More Wiki Tyranny

More Wiki Tyranny

Continuing my previous thread of thought:

In response to the original laments about Wikipedia’s growing pains, Clay Shirky’s “Rebuttal” points out the organizational issues, calling it “governance”, and comments that (my paraphase here) the academic process is one of collect-filter-publish by experts; academia values this process to the exclusion of Wikipedia’s group-filtered process.

Shirky makes the prediction that a “core group” will develop to combat the hoards in an attempt to maintain some kind of academic-ish credibility, but realization that the hoards just will keep jumping in will eventually follow. Acceptance will come that freedom brings what freedom will bring.

Personally, I think this is contigent whether Shirky’s description of Wikipedia as a “real time reference / resource” is accepted as its primary identity. Wikipedia is different things to different people: to academics, they classify it as a reference-wannabe. To Netizens, it’s proof that the collective will and effort will lead to further democratization of information. To Students, it’s the easiest way to get a school report out of the way. These are not incompatible views. It’s only when one puts the expectations of one group over another that until you start to impose group standards, be they philosophical or methodological, across all users of the service. And that’s when governance becomes an issue; the number of issues scales with the number of viewpoints and people wielding power and influence.

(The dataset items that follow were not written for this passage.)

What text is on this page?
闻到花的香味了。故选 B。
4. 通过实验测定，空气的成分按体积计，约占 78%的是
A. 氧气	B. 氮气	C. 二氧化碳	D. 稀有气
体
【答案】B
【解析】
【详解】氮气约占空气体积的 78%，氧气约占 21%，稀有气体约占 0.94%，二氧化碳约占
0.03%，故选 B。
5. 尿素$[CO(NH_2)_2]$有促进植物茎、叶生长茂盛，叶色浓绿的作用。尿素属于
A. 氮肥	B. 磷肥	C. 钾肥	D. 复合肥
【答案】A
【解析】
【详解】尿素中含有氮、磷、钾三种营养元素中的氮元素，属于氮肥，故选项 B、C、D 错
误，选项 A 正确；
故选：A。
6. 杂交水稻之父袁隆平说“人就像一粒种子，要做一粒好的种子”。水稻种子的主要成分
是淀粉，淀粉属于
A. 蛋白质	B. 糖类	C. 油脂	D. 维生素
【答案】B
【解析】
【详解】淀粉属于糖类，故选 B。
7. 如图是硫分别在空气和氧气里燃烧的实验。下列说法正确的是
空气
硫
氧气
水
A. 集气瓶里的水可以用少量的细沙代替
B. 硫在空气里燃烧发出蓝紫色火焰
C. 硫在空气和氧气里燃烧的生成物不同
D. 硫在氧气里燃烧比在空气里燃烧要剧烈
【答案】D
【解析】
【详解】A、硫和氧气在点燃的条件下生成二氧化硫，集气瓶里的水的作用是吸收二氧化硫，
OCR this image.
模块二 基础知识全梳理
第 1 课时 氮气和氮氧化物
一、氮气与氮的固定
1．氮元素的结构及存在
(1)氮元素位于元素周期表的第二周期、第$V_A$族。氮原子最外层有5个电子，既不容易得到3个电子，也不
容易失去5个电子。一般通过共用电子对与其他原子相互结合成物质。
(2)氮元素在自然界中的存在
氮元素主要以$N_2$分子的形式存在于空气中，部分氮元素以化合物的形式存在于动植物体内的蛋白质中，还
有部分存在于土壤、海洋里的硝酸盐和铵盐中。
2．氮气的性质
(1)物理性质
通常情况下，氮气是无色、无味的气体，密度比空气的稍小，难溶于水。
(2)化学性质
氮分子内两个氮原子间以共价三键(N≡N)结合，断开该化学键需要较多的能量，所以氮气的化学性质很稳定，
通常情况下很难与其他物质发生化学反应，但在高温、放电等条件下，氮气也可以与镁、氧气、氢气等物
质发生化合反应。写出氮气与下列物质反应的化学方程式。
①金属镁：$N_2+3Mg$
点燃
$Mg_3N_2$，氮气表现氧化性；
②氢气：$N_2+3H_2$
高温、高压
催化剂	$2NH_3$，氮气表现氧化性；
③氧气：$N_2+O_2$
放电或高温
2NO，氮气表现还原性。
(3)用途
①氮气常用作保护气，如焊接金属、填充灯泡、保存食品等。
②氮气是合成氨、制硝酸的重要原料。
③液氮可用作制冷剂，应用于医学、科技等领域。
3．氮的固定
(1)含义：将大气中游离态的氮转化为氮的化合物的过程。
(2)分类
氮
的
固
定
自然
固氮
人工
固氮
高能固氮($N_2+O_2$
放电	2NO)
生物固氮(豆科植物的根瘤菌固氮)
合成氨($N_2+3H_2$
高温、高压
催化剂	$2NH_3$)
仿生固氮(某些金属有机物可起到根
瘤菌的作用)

From a pure project perspective, you can look at Wikipedia as an example of the conflict between the “do it now” versus “do it right” schools of thought. The “do-it-now” people always get something out first, irking the hell out of the “do it right” naysayers who are still formulating what “right” is. And usually, they’re the ones who ultimately are correct, given a particular viewpoint. Then they will all argue which “right” or which “now” is the most important and bicker bicker bicker.

No one will be happy until the “do what is right” people, those adroit individuals with charisma, vision, and contextual intelligence, are able to clarify the viewpoint that should be and can sell it to the whole team. Assuming that there is a problem in the first place, and it passes the “for the project, not the person” test.

I have a horrible feeling that I’ve made a case for the existence of politicians. Oh well.